Macronutrients are required in large amounts in tree fruit, and for N, P and K, the demand, or crop extraction can normally exceed the natural soil supply. As indicated above, N is highly mobile in the soil and its measurement in the soil reflect a moment in time, which eventually will change depending on environmental temperature, irrigation, drainage, microbiological activity, pH, among other factors. In contrast, phosphorous (P) is very stable in the soil (non-mobile). In Washington, P levels are generally low in uncropped soils, or soils cropped for many years without P corrections. The P- Olsen test gives a good representation of P availability in soils. Extractable potassium (K), calcium (Ca) and magnesium (Mg) is a good indicator of cation availability and utilizes ammonium acetate (NH4OAc) as extractant which has been extensively used by soil scientist to guide fertilization practices in tree fruit.
In alkaline soils (pH above 7.5), micronutrients such as iron (Fe), zinc (Zn), cupper (Cu), manganese (Mn) and boron (B) can be precipitated and become unavailable for plant uptake. Given the low quantity needed to supply plant demand, their management has been accomplished effectively through foliar sprays, based on tissue analyses. Thus, soil testing for micronutrients is not as relevant in alkaline soils.
Another relevant characteristic of soils in eastern WA is soil salinity, well represented with the electric conductivity test (E.C.) in soil solution or paste. If the E.C is high (above 0.5 mmhos/cm in solution or 2.6 mmhos/cm in paste), saturated past test of salts will allow us to identify which salts are present, and guide mitigation practices.
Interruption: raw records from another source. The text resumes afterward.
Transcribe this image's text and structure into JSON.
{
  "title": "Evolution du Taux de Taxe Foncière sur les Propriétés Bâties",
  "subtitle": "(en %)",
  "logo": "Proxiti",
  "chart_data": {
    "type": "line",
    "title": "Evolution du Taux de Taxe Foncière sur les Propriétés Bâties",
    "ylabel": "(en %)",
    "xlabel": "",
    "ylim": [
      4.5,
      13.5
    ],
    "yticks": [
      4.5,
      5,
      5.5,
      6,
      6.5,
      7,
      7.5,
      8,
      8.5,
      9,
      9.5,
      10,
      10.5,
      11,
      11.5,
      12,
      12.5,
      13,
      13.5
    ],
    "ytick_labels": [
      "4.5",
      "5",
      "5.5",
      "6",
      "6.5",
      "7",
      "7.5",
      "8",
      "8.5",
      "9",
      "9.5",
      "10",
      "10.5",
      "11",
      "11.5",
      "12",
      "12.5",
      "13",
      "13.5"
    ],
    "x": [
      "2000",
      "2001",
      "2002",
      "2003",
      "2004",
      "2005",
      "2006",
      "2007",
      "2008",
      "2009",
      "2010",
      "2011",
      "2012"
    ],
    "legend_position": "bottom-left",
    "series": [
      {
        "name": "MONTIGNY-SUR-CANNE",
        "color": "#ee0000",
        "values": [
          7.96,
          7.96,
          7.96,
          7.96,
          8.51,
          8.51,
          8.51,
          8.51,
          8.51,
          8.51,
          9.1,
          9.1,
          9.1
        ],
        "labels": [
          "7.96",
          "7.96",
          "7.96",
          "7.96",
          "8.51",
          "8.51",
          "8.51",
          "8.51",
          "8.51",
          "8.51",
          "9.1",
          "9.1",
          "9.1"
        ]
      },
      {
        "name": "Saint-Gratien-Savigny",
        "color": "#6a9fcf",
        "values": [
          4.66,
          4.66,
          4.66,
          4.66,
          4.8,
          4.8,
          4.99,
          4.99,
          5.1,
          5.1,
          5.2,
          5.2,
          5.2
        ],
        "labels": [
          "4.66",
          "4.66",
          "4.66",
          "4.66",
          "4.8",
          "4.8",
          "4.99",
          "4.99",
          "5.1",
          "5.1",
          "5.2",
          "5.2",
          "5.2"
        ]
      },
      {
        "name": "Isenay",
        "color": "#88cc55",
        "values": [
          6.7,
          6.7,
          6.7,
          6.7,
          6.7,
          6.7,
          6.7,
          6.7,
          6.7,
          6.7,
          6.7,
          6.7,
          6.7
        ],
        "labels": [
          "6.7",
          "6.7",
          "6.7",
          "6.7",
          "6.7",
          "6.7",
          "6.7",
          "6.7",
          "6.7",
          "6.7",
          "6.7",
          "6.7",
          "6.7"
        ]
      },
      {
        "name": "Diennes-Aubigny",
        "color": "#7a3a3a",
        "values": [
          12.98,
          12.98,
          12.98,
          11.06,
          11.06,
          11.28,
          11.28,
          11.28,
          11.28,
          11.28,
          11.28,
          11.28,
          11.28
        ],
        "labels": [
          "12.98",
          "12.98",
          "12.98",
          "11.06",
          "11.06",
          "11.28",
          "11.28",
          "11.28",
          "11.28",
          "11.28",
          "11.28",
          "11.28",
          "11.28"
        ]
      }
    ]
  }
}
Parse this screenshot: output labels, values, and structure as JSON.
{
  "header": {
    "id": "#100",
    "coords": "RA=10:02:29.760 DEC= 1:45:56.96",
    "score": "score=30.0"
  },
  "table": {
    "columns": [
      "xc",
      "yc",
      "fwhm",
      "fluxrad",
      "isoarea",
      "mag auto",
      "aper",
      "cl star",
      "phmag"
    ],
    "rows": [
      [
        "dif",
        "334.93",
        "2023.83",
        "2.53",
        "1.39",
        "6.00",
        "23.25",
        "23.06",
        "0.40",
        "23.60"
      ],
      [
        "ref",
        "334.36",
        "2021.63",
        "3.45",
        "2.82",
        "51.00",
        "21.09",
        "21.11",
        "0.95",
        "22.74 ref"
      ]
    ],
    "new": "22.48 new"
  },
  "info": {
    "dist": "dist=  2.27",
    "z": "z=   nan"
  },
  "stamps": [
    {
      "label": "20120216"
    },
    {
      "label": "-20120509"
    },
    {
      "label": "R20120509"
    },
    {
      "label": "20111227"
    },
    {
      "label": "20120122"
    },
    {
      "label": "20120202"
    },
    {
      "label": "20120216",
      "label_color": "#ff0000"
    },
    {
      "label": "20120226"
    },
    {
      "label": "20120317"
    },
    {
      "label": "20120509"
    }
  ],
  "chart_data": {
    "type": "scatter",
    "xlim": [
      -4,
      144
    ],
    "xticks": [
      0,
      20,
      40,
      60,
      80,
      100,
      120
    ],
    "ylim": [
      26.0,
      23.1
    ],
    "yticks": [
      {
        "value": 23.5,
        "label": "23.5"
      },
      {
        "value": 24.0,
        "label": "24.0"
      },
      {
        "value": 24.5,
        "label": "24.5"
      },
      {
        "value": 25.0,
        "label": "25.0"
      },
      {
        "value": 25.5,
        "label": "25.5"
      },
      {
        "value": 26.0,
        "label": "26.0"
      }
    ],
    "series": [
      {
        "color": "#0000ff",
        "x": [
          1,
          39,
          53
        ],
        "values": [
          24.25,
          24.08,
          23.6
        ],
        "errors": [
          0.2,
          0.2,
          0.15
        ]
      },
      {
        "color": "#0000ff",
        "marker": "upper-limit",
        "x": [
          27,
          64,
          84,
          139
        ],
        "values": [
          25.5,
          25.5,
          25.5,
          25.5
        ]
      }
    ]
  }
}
Important salts in WA soils are sodium (Na), bicarbonate (HCO3), sulfate (SO4) which is generally associated to gypsum (CaSO4) applications and, to a lesser extent, chloride (Cl).
Agricultural laboratories certified by the Soil Science Society of America (SSSA) that perform the recommended methods can be found at http://www.naptprogram.org. When working with a lab outside of your region, make sure to select tests appropriate for your soil type.
Interpreting soil test requires and integrated analysis of soil – plant – water relations. Soil testing should be complemented with tissue samples and detailed observation of the orchard vigor, historical management and tree growth response to external factors, including water, heat, pest and disease.